The crowdfunding cavalry has arrived
It appears that equity crowdfunding working overtime seems to have caught the attention of the SEC, because they approved a temporary cap boost to $250K from $107K, as conditional relief to make raising money using equity crowdfunding (requiring minimal documentation) easier. This is a boon for small and micro businesses seeking startup funding and support during this devastating time.

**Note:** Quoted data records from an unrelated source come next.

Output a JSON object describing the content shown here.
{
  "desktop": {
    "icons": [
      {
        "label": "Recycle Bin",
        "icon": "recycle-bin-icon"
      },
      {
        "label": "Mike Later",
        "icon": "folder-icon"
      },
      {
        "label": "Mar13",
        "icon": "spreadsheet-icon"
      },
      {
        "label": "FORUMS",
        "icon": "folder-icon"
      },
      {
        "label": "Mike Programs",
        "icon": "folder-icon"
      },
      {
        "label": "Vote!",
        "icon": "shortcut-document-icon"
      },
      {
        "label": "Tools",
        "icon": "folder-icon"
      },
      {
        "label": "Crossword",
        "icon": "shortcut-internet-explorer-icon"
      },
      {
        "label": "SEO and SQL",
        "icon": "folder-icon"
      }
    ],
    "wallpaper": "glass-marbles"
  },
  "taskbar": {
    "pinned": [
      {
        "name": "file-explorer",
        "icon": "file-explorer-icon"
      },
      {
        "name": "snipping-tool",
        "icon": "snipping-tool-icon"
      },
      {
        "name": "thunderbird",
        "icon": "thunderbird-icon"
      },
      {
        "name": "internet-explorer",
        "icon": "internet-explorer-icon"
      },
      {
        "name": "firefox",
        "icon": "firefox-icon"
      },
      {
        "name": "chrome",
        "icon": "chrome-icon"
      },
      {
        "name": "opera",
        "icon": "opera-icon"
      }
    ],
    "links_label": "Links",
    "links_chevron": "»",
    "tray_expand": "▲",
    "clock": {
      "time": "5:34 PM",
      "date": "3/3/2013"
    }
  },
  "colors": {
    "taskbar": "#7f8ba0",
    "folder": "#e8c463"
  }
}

By March of this year, Wefunder recorded their best month ever. And in even better news, July smashed records in the crowdfunding ecosystem—not bad for a month that’s usually one of the quietest. It witnessed the highest:
- month of new offerings ever in the history of equity crowdfunding
- amount of investor commitments
- number of investors
Since the Great Recession, equity crowdfunding has pumped nearly $1 billion into local economies and shows no signs of slowing down. And with the lumbering venture capital industry largely sidelined, crowdfunding has been furiously funding small businesses. This is spectacular news because companies with successful crowdfunding raises create and support on average, 54 direct and indirect jobs. Small business support, which feeds job creation, is exactly what Americans need in the coronavirus ravaged economy.
Join the convoy
The flood of investors and entrepreneurs into the crowdfunding arena is heartening and will hopefully continue to keep the light on. In addition, it would be a powerful show of faith to American entrepreneurs and the economic recovery, if the Feds would take our friends at Crowdfund Capital Advisors up on their suggestion of a co-investment fund; we most certainly will. This could greatly expand the amount of small businesses who could access support during this ruthless economic time. It won’t be long before crowdfunding is running circles around venture capitalists and becomes the new normal of funding.